Raised by her grandparents in the small town of Santa Elena in Honduras, Orellana-Powell is either related to or friends with all the small farmers who are now the providers of the coffee beans that Catracha Coffee Company imports, roasts and sells.
Orellana-Powell started her company to showcase Honduran coffee, which she feels is under-appreciated in the coffee-drinking world, and to make a difference in the economic well-being of her home town.
A resident of Alameda since 2006, Orellana-Powell lives with her husband and sons on the East End of the Island.

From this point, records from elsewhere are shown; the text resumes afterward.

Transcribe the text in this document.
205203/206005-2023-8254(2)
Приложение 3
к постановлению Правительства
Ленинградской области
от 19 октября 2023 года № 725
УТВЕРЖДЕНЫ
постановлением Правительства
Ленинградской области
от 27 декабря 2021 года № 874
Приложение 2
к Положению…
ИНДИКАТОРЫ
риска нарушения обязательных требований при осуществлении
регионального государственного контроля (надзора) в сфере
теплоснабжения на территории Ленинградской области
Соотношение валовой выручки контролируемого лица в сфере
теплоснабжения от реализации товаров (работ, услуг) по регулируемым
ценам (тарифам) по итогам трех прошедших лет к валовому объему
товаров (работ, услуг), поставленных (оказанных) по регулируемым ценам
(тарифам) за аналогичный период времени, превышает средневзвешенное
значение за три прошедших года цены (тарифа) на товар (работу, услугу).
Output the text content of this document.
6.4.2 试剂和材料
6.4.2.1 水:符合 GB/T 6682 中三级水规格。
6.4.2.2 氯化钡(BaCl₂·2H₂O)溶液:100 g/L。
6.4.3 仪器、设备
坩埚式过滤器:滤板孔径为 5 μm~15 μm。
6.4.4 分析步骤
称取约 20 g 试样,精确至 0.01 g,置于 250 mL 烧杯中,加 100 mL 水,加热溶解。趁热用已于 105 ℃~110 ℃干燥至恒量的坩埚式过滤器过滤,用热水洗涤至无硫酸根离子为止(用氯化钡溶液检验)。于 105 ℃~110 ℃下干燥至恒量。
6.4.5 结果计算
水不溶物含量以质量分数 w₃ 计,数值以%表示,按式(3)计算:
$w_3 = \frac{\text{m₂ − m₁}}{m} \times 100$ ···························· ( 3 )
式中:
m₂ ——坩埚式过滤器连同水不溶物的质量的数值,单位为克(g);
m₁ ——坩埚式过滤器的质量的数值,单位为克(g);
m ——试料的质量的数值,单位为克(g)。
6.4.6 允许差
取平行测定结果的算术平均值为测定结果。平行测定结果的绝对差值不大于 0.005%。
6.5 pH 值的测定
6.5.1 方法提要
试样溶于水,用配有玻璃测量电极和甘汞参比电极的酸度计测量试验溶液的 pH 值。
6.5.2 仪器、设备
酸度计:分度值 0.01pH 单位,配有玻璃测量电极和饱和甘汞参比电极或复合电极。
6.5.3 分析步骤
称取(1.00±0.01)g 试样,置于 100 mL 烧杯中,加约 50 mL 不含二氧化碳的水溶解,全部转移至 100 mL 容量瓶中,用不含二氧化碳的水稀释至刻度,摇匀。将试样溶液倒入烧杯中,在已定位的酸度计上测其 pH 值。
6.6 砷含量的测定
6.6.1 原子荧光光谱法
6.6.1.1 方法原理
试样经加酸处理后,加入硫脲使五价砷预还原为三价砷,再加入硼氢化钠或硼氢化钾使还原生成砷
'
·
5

When did you start the Catracha Coffee Company? Officially, the summer of 2010. We started with 500 pounds of green coffee beans to see if it was worth doing. This year, we imported 9,000 pounds.
What does “catracha” mean? It’s a nickname for Hondurans. If you’re from Honduras, you are catracha if you’re a woman, and catracho if you are a man.
What type of coffee do you sell? Our coffee is shade-grown and single source — all from the same region in Honduras. The beans are grown at high elevation. I work with a local roaster in Oakland, RoastCo, who is willing to do small batches. Our beans are medium roast so the real coffee flavor comes through. Our coffee has a very bright taste. It’s chocolate-y and has some fruity overtones.
How long has your family cultivated coffee? My family in Honduras has grown coffee for generations, as far back as my great-grandparents.
Where can people buy Catracha Coffee? The beans are available through our website. RoastCo also carries our beans and sells them through Whole Foods.
How much does it cost? Right now, for the holiday season, we are offering one pound of roasted beans for $10 plus shipping and handling. If you live in Alameda, we can make arrangements to drop it off at your house. I’m always biking around the island.